Kristian Glass - Do I Smell Burning?

Mostly technical things

Yahoo! Signup

I found myself wanting to create a flickr account today. This involved signing up for a Yahoo (sorry, Yahoo!) account. While not the most painful signup procedure I’ve encountered, I have a cold and it’s making me grumpy, and for a Big Company like Yahoo, I expect better, so they can be the target of today’s mini rant (I say that like they’re limited to once per day).

So I need to create my “Yahoo! ID and Email”, which seems to be username@ one of yahoo.com, ymail.com or rocketmail.com.

I do not want an email address thank you very much. I have plenty. I certainly don’t want one at some random domain about which I know nothing, but is presumably some historical acquisition that they are exposing for legacy reasons, the details of which I could care more about. I was about to delete that last sentence as it was pure unfounded conjecture, but it turns out it’s basically correct. Oh well, I’ll get over this.

I need to give them a postal code. Gosh. Are they going to send me nice shiny things? Are wise men going to turn up at my door bearing gifts? What’s that? No? Then go away.

Alternate email, ok, good good. Apparently it can’t be yahoo@mydomain.example.com though. Nor can it be yahoosucks@ or yahoosignupsucks@ - I thus guess anything containing “yahoo”. This is somewhat tedious, given that that’s my usual addressing strategy.

Now apparently two secret questions. Not just one, and they also have to be unique (not unreasonable given the premise, to be fair). They do at least allow me to provide my own secret question - not that that’s especially relevant, as I treat the answer as a secondary password that will alas inevitably be stored as plaintext. Still, as others have pointed out, the concept of the secret question is somewhat poor, and requiring me to generate a pseudopassword twice just adds an extra level of irritation.

I won’t get into the subject of why “First name” and “Last name” fields are bad (if you’re inclined to dismiss Wookey as an oddity, then consider the rest of the world). I’ll skip over the issue of binary gender, or even requiring gender information. Don’t get me wrong, I think those areas should be addressed too, but (alas) most other places don’t do well in those regards either, and that’s not the main target of this rant highly reasoned and informed discourse (ahem).

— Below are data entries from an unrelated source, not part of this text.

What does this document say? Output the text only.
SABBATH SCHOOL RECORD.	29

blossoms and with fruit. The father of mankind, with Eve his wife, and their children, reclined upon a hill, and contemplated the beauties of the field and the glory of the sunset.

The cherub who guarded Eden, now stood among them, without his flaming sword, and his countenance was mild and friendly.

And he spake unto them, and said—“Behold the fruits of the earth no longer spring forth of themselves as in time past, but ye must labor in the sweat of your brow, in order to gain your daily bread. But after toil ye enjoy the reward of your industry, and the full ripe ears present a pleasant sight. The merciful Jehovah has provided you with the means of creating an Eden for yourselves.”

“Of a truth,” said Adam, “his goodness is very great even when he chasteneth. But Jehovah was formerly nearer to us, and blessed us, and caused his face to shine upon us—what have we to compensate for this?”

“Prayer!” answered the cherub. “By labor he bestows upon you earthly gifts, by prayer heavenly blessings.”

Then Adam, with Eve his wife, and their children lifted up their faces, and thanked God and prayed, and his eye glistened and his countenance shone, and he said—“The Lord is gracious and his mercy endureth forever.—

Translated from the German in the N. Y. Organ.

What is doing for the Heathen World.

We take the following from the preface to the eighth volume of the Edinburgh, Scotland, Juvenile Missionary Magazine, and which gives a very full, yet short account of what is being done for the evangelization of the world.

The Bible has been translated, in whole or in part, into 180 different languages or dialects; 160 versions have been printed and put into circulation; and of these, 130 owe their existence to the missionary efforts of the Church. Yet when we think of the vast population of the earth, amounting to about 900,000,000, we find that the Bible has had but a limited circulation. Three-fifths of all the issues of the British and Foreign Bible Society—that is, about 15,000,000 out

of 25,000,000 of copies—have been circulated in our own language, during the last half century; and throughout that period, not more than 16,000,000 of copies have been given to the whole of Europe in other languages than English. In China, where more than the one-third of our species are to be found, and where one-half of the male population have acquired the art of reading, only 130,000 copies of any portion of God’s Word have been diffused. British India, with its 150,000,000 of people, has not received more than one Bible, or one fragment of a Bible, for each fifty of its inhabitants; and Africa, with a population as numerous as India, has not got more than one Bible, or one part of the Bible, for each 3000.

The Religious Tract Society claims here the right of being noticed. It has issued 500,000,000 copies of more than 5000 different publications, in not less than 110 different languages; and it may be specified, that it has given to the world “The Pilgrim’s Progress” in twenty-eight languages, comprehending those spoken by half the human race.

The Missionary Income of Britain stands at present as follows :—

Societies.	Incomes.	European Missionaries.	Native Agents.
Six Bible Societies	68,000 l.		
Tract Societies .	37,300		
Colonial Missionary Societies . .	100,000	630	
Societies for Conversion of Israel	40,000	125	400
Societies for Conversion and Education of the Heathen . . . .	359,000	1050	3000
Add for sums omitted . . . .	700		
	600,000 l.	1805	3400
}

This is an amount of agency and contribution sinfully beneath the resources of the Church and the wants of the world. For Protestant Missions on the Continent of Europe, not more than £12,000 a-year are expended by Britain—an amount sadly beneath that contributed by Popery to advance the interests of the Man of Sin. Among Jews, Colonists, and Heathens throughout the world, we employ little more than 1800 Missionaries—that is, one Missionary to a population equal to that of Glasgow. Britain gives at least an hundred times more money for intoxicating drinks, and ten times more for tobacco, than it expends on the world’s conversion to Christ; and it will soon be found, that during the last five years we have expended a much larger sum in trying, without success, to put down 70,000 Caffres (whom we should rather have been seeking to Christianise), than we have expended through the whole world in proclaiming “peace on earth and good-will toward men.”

Now, to be fair, this isn’t the worst form I’ve encountered. No completely idiotic password requirements, after all. Seriously though, isn’t this a fairly solved problem? Go copy Google or something?

(Addendum: The post-signup process was mildly tedious too, but alas I clicked through these swiftly in frustration before realising I should probably take screenshots / notes for writeup, so either go endure the process yourself or take my word for it being annoying)

(Second Addendum: To follow this up, as I headed further through the flickr account creation process, I got to “Personalize your profile”, which, as a testament to the flickr / Yahoo! integration, asked for First Name, Last Name, Timezone, Gender, “Singleness” (Relationship status) and “Describe Yourself”. “Singleness” and Gender both had “Rather not say”, with Gender also having “Other”; all of this information was optional, but, “Singleness” aside, seemed sensible and reasonable to ask me to provide.

So, integration issues aside (though to be fair, as this was optional information, there’s a reasonable argument to be made for requiring it for account creation, but starting with a blank public profile) the flickr stage seemed substantially better, though profile creation is perhaps the apple to account creation’s orange.)